Vielleicht hilft es einfach, dass der Demo-Redner-Esprit von ATR hier nirgends zu finden ist. Die Vocals auf "Seaweed Jesus" nehmen höchsten dritten Rang ein, im Mittelpunkt stehen die digitalisierten, marodierenden Riffs, die formwandlerisch und synthetisch nach vorne preschen. Spielerisch ist Neupink so viel interessanter und ambitionierter als viele alte Genre-Kollegen – und im Gegensatz zu moderneren Interpretationen des Genres, die eher in Richtung reiner Electronica neigen, macht hier der Band-Charakter eine Menge Sinn. So kann man Elemente aus Glitchcore und vor allem aus dem Math Rock einmischen.

Das Ergebnis ist eine Sound-Textur, auf der man richtig übel hängenbleiben kann. Das Intro "Seventh Flight Of Maidbot Ruin" bauscht sich immer wieder zu exzentrischen Wellen aus Gitarre und Synthesizer auf, groovt dabei mit Vollgas nach vorne und lässt zahllose Variationen von Rhythmus-Pattern und instrumentale Interludes durch den Song wetzen. Das ist alles auch keine Technik-Masturbation, weil die Ergebnisse auch ohne Musikwissen für sich sprechen. Das ist einfach geile, intrigante, körperliche Moshpit-Musik.

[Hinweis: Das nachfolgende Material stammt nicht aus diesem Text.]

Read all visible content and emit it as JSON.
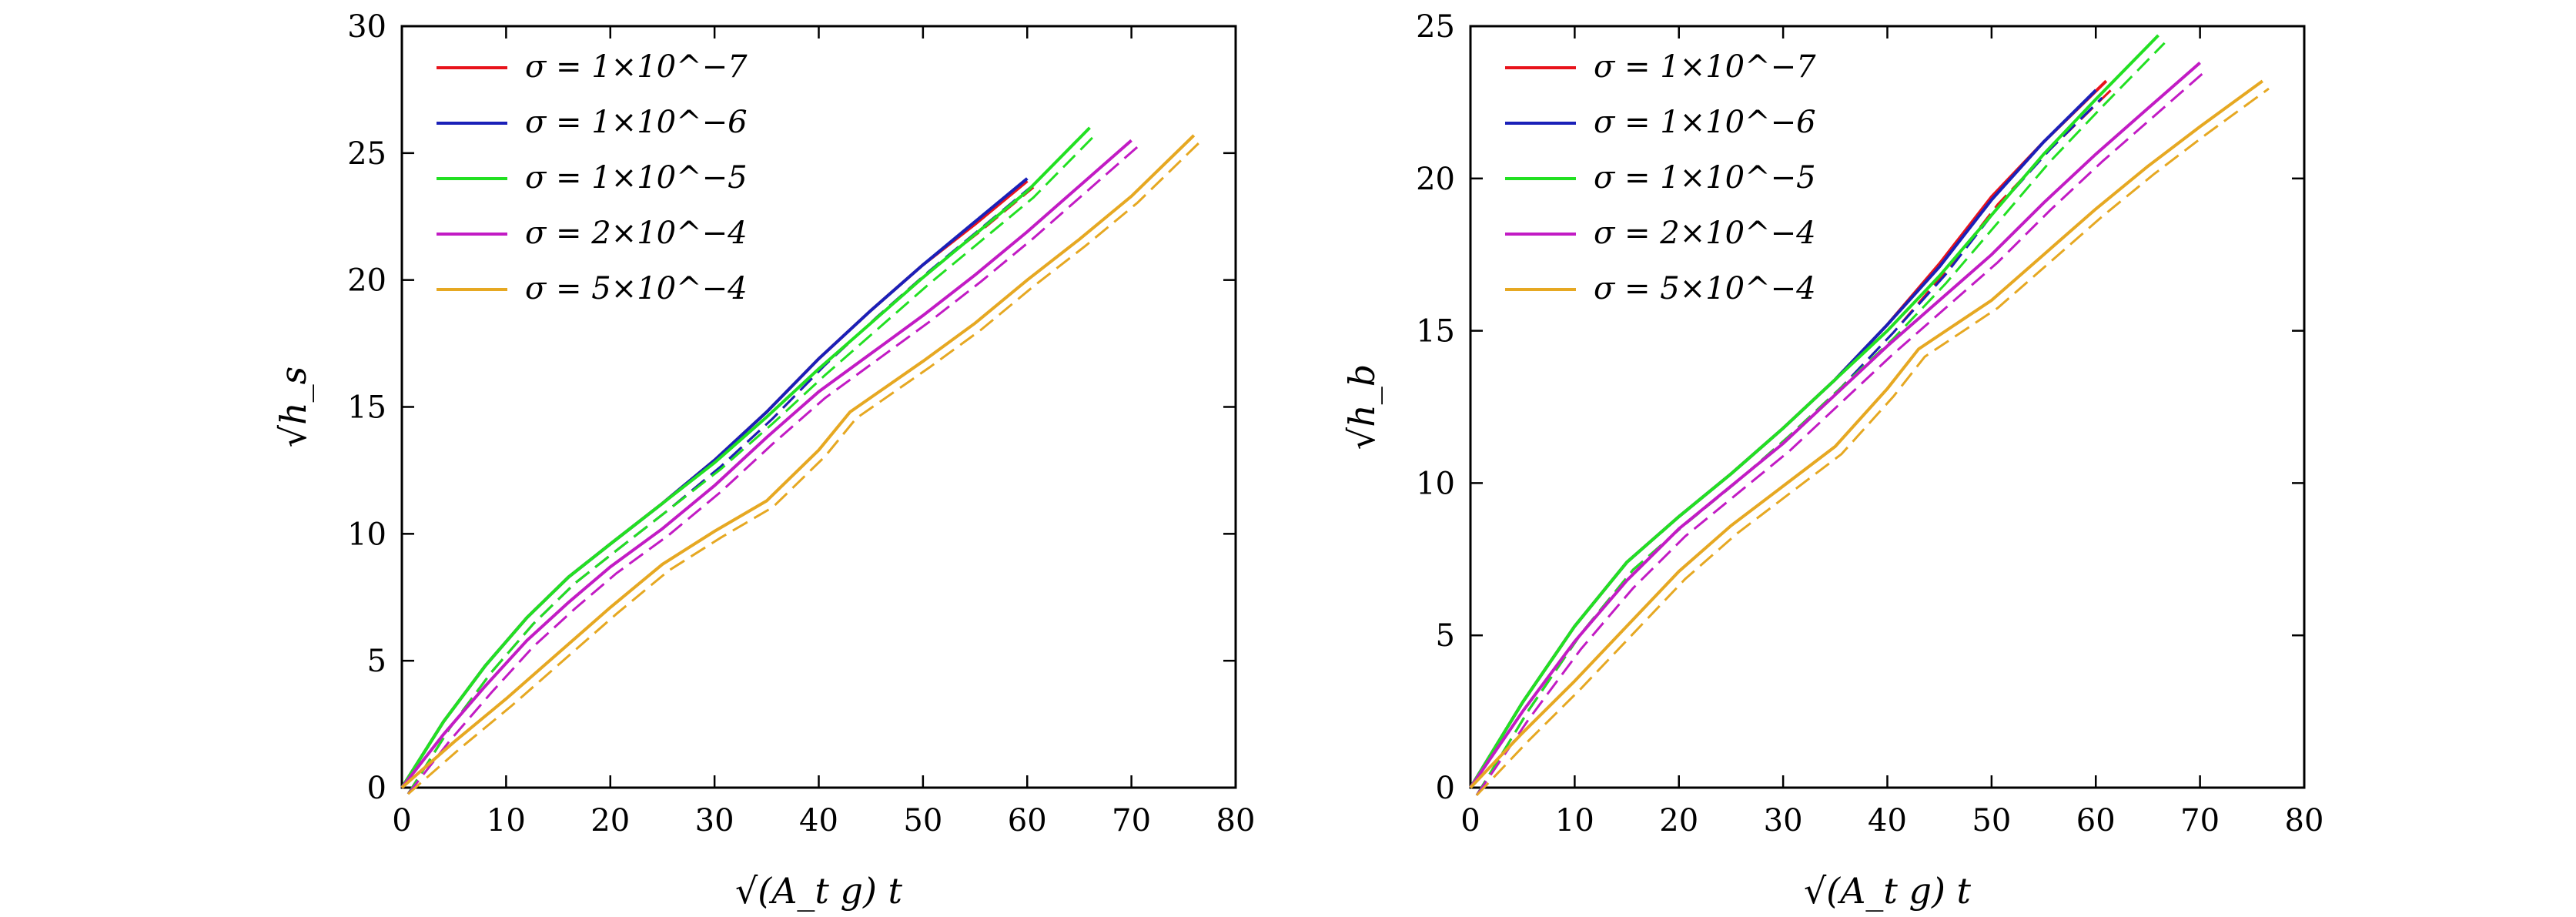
{
  "chart_data": [
    {
      "type": "line",
      "title": "",
      "xlabel": "√(A_t g) t",
      "ylabel": "√h_s",
      "xlim": [
        0,
        80
      ],
      "ylim": [
        0,
        30
      ],
      "xticks": [
        0,
        10,
        20,
        30,
        40,
        50,
        60,
        70,
        80
      ],
      "yticks": [
        0,
        5,
        10,
        15,
        20,
        25,
        30
      ],
      "grid": false,
      "legend_position": "top-left",
      "line_style": "solid with overlaid dashed curves",
      "series": [
        {
          "name": "σ = 1×10^−7",
          "color": "#e8131b",
          "x": [
            0,
            4,
            8,
            12,
            16,
            20,
            25,
            30,
            35,
            40,
            45,
            50,
            55,
            60
          ],
          "y": [
            0,
            2.6,
            4.8,
            6.7,
            8.3,
            9.6,
            11.2,
            12.9,
            14.8,
            16.9,
            18.8,
            20.6,
            22.2,
            23.9
          ]
        },
        {
          "name": "σ = 1×10^−6",
          "color": "#1a20b8",
          "x": [
            0,
            4,
            8,
            12,
            16,
            20,
            25,
            30,
            35,
            40,
            45,
            50,
            55,
            60
          ],
          "y": [
            0,
            2.6,
            4.8,
            6.7,
            8.3,
            9.6,
            11.2,
            12.9,
            14.8,
            16.9,
            18.8,
            20.6,
            22.3,
            24.0
          ]
        },
        {
          "name": "σ = 1×10^−5",
          "color": "#22e022",
          "x": [
            0,
            4,
            8,
            12,
            16,
            20,
            25,
            30,
            35,
            40,
            45,
            50,
            55,
            60,
            66
          ],
          "y": [
            0,
            2.6,
            4.8,
            6.7,
            8.3,
            9.6,
            11.2,
            12.8,
            14.6,
            16.5,
            18.3,
            20.1,
            21.8,
            23.5,
            26.0
          ]
        },
        {
          "name": "σ = 2×10^−4",
          "color": "#c21bc4",
          "x": [
            0,
            4,
            8,
            12,
            16,
            20,
            25,
            30,
            35,
            40,
            45,
            50,
            55,
            60,
            65,
            70
          ],
          "y": [
            0,
            2.1,
            4.0,
            5.8,
            7.3,
            8.7,
            10.2,
            11.9,
            13.8,
            15.6,
            17.1,
            18.6,
            20.2,
            21.9,
            23.7,
            25.5
          ]
        },
        {
          "name": "σ = 5×10^−4",
          "color": "#e6a822",
          "x": [
            0,
            5,
            10,
            15,
            20,
            25,
            30,
            35,
            40,
            43,
            50,
            55,
            60,
            65,
            70,
            76
          ],
          "y": [
            0,
            1.8,
            3.5,
            5.3,
            7.1,
            8.8,
            10.1,
            11.3,
            13.3,
            14.8,
            16.8,
            18.3,
            20.0,
            21.6,
            23.3,
            25.7
          ]
        }
      ]
    },
    {
      "type": "line",
      "title": "",
      "xlabel": "√(A_t g) t",
      "ylabel": "√h_b",
      "xlim": [
        0,
        80
      ],
      "ylim": [
        0,
        25
      ],
      "xticks": [
        0,
        10,
        20,
        30,
        40,
        50,
        60,
        70,
        80
      ],
      "yticks": [
        0,
        5,
        10,
        15,
        20,
        25
      ],
      "grid": false,
      "legend_position": "top-left",
      "line_style": "solid with overlaid dashed curves",
      "series": [
        {
          "name": "σ = 1×10^−7",
          "color": "#e8131b",
          "x": [
            0,
            5,
            10,
            15,
            20,
            25,
            30,
            35,
            40,
            45,
            50,
            55,
            61
          ],
          "y": [
            0,
            2.8,
            5.3,
            7.4,
            8.9,
            10.3,
            11.8,
            13.4,
            15.2,
            17.2,
            19.4,
            21.2,
            23.2
          ]
        },
        {
          "name": "σ = 1×10^−6",
          "color": "#1a20b8",
          "x": [
            0,
            5,
            10,
            15,
            20,
            25,
            30,
            35,
            40,
            45,
            50,
            55,
            60
          ],
          "y": [
            0,
            2.8,
            5.3,
            7.4,
            8.9,
            10.3,
            11.8,
            13.4,
            15.2,
            17.1,
            19.3,
            21.2,
            22.9
          ]
        },
        {
          "name": "σ = 1×10^−5",
          "color": "#22e022",
          "x": [
            0,
            5,
            10,
            15,
            20,
            25,
            30,
            35,
            40,
            45,
            50,
            55,
            60,
            66
          ],
          "y": [
            0,
            2.8,
            5.3,
            7.4,
            8.9,
            10.3,
            11.8,
            13.4,
            15.0,
            16.8,
            18.8,
            20.8,
            22.6,
            24.7
          ]
        },
        {
          "name": "σ = 2×10^−4",
          "color": "#c21bc4",
          "x": [
            0,
            5,
            10,
            15,
            20,
            25,
            30,
            35,
            40,
            45,
            50,
            55,
            60,
            65,
            70
          ],
          "y": [
            0,
            2.5,
            4.8,
            6.8,
            8.5,
            9.9,
            11.3,
            12.9,
            14.5,
            16.0,
            17.5,
            19.2,
            20.8,
            22.3,
            23.8
          ]
        },
        {
          "name": "σ = 5×10^−4",
          "color": "#e6a822",
          "x": [
            0,
            5,
            10,
            15,
            20,
            25,
            30,
            35,
            40,
            43,
            50,
            55,
            60,
            65,
            70,
            76
          ],
          "y": [
            0,
            1.8,
            3.5,
            5.3,
            7.1,
            8.6,
            9.9,
            11.2,
            13.1,
            14.4,
            16.0,
            17.5,
            19.0,
            20.4,
            21.7,
            23.2
          ]
        }
      ]
    }
  ]
}
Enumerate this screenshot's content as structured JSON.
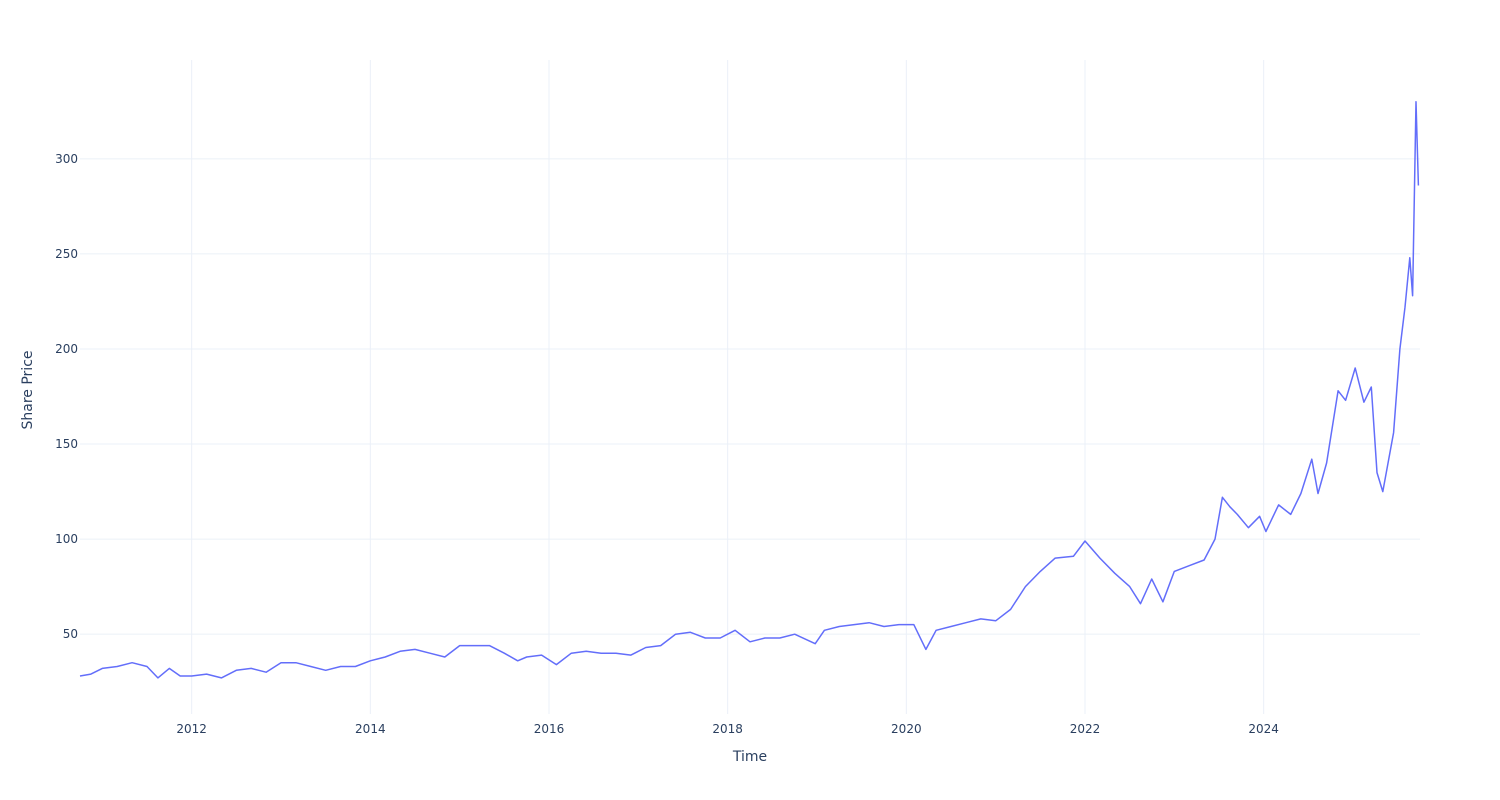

Dass dazwischen immer mal wieder kurze Interludes geschlagen werden, die ein bisschen aus dem Mondraketen-Tempo des Restalbums herausnehmen, zeigt auch hier den Generationenkonflikt des Genres. Nach dem ersten Verse des Openers gibt es einen kurzen Ambient-Moment, der schwermütig und erschöpft klingt. Raus aus der Cyber-Fabrik, rein in den eigenen Kopf, ähnlich entspannte Klangpaletten bietet auch der Breather "Lakeside Short Of Here ...". Die Synthesizer klingen auf einmal kurz schwer atmend, aber friedlich, nur der Noise-Hintergrund steht trotzdem fest am Himmel. Es sind diese Gegenpole zum Geschredder von "Seaweed Jesus", die dem Album eine gewisse Tiefe und emotionale Textur verleihen. Es ist kontrastreich und komplex für eine kurzweilige High-Energy-Platte.

Das Kerngefühl ist im Gegensatz zu ATR nämlich nicht Wut. Damals war man wütend gegen Nazis, gegen das System, gegen eine Gesellschaft, die uns am liebsten alle durch Roboter ersetzen würde. Hört man Neupink, versteht man, dass wir alle unlängst die Roboter geworden sind. Also warum noch groß wütend sein? "Seaweed Jesus" ist nach einem effektiven Stop-and-Go-Modus getaktet, der die Hilflosigkeit der Gegenwart illustriert. Das Album fühlt sich wie Highspeed auf der Datenautobahn an, komplette Reizüberflutung und betäubter Hypermodernismus im einen Moment, dann bricht es in kurzen Ambient-Momenten wieder völlig zusammen.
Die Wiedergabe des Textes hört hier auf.